Nearest point query for any kd-tree implementation


Keywords
kd-tree, query
License
Apache-2.0
Install
pip install KdQuery==0.1.0

Documentation

KdQuery

KdQuery is a package that defines one possible implementation of kd-trees using python lists to avoid recursion and most importantly it defines a general method to find the nearest node for any kd-tree implementation.

Getting Started

Prerequisites

  • Python version 3.6 installed locally
  • Pip installed locally

Installing

The package can easily be installed via pip:

pip install kdquery

Usage

The Tree class with the default settings

from kdquery import Tree

# Create a kd-tree (k = 2 and capacity = 10000 by default)
tree = Tree()

# Insert points with some attached data (or not)
tree.insert((9, 1), {'description': 'point in the plane', 'label': 6})
tree.insert((1, -8))
tree.insert((-3, 3), data=None)
tree.insert((0.2, 3.89), ["blue", "yellow", "python"])

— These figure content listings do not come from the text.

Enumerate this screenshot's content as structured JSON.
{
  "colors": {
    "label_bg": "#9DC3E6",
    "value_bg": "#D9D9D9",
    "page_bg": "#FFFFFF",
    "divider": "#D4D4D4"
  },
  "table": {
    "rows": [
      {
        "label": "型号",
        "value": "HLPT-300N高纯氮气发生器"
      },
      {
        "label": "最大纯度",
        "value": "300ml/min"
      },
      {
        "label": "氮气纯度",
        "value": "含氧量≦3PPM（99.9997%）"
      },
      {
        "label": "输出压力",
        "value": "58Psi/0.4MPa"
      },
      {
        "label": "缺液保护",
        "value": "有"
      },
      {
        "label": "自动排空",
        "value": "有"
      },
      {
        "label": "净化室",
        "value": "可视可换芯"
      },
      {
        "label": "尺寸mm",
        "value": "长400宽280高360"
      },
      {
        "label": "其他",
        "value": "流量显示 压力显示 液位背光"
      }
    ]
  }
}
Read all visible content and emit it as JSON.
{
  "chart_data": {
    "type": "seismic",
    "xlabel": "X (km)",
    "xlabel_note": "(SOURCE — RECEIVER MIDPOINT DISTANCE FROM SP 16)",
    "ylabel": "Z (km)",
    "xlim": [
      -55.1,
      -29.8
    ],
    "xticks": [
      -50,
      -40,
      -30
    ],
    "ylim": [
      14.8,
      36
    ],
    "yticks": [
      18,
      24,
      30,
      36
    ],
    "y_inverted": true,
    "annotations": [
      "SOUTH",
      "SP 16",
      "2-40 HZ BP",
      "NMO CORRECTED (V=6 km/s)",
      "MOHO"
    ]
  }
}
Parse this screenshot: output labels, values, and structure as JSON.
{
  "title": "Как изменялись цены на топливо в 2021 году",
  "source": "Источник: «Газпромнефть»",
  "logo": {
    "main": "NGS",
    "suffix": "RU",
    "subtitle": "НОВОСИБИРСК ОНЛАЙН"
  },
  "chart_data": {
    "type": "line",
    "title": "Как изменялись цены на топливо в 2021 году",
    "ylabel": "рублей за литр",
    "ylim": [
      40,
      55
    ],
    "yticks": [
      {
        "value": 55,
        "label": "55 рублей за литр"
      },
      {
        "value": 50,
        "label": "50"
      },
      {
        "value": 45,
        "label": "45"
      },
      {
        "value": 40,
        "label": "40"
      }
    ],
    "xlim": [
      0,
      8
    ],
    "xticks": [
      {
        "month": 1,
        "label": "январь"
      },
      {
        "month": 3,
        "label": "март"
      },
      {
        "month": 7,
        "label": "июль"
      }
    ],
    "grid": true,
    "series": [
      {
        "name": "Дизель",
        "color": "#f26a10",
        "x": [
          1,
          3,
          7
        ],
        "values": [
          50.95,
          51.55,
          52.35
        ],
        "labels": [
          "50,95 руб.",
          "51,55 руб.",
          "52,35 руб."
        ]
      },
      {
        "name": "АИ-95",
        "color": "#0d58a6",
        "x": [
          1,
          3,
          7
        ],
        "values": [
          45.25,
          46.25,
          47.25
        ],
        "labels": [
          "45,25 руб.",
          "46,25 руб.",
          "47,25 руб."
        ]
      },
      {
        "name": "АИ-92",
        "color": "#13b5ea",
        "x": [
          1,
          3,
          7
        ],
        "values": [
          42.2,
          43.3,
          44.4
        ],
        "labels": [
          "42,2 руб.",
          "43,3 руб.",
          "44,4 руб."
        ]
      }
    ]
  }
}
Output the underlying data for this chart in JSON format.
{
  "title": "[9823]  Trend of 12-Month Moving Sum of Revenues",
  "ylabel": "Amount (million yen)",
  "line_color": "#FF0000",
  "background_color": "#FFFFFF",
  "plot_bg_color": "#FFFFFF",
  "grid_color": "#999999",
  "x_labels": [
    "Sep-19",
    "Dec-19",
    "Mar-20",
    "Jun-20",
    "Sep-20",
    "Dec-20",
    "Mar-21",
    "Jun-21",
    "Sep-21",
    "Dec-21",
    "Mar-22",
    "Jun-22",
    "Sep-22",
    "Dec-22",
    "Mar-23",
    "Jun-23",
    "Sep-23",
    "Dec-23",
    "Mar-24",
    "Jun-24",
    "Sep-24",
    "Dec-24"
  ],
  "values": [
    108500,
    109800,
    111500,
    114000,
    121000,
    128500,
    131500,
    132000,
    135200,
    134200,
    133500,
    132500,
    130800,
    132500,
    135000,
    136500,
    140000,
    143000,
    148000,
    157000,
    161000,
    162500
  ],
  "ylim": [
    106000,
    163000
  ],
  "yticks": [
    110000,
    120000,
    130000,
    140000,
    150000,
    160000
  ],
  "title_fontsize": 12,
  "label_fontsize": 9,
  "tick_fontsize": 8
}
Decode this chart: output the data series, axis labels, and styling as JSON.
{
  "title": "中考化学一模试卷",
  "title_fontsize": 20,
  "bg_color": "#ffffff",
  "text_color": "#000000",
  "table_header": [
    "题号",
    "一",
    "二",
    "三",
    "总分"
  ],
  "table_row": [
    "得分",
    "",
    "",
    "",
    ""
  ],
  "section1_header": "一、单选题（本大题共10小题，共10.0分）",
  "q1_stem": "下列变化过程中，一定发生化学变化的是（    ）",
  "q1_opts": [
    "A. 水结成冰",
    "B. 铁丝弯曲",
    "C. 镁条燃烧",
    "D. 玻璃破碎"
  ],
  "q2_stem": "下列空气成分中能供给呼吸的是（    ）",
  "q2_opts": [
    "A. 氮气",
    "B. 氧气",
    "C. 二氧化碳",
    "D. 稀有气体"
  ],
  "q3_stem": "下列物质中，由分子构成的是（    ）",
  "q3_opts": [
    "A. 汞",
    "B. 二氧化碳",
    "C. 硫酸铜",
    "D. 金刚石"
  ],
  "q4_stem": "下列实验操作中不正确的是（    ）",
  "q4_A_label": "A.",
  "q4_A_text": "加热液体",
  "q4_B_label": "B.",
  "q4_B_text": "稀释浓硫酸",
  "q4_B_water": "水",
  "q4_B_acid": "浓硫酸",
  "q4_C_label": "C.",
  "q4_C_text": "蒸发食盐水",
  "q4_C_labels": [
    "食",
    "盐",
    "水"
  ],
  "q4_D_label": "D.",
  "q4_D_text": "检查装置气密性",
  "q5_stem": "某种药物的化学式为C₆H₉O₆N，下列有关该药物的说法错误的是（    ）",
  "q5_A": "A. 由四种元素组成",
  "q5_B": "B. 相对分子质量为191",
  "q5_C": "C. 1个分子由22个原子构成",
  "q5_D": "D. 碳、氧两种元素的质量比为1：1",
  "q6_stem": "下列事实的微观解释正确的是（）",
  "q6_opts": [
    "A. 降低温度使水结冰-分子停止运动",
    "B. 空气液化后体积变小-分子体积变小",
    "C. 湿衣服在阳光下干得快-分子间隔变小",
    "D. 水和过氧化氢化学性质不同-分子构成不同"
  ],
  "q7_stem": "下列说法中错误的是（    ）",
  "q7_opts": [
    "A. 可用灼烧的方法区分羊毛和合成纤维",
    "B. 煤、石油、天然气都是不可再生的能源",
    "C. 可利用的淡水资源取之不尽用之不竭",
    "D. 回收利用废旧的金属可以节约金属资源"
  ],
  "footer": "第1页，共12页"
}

# Recover the data attached to (0, 3)
node_id = tree.insert((0, 3), 'Important data')
node = tree.get_node(node_id)
print(node.data)  # 'Important data'

# Find the node in the tree that is nearest to a given point
query = (7.2, 1.2)
node_id, dist = tree.find_nearest_point(query)
print(dist)  # 1.8110770276274832

The Tree class with the optional arguments

from kdquery import Tree

x_limits = [-100, 100]
y_limits = [-10000, 250]
z_limits = [-1500, 10]
region = [x_limits, y_limits, z_limits]

capacity = 3000000

# 3d-tree with capacity of 3000000 nodes
tree = Tree(3, capacity, region)

The nearest_point method

Let's say that you work with some positions over the superface of the Earth in your application and that to store this data you implement a kd-tree where each node is represented as an element of an array with these specifications:

import numpy as np

node_dtype = np.dtype([
   ('longitude', 'float64'),
   ('latitude', 'float64'),
   ('limit_left', 'float64'),
   ('limit_right', 'float64'),
   ('limit_bottom', 'float64'),
   ('limit_top', 'float64'),
   ('dimension', 'float64'),
   ('left', 'int32'),
   ('right', 'int32')
])

If given a point over the surface of the Earth you need to find the nearest position of your database, you can use the nearest_point method from this package. You only need to define a method that receives the index of a node in this representation and returns the coordinates of the node, the region where it is and the indices to the left and right child. For the implementation mentioned above, it could be something like:

def get_properties(node_id):
    node = tree[node_id]

    horizontal_limits = [node['limit_left'], node['limit_right']]
    vertical_limits = [node['limit_bottom'], node['limit_top']]

    # The region of the space definied by the node
    region = [horizontal_limits, vertical_limits]

    # The position of the point in the space
    coordinates = (node['longitude']), node['latitude']))

    # The dimension of the space divided by this node
    # 0 for longitude and 1 for latitude in this case
    dimension = node['dimension']

    # If you want this node to be considered
    # Set to true if this feature is not predicted by your implementation
    active = True

    # Indices to left and right children
    left, right = node['left'], node['right']

    return coordinates, region, dimension, active, left, right

To call the method:

import kdquery

def spherical_dist(point1, point2):
    <statement-1>
    .
    .
    .
    <statement-N>
    return dist

query = (2.21, 48.65)
root_id = 0  # index of the root
node_id, dist = kdquery.nearest_point(query, root_id, get_properties,
                                      spherical_dist)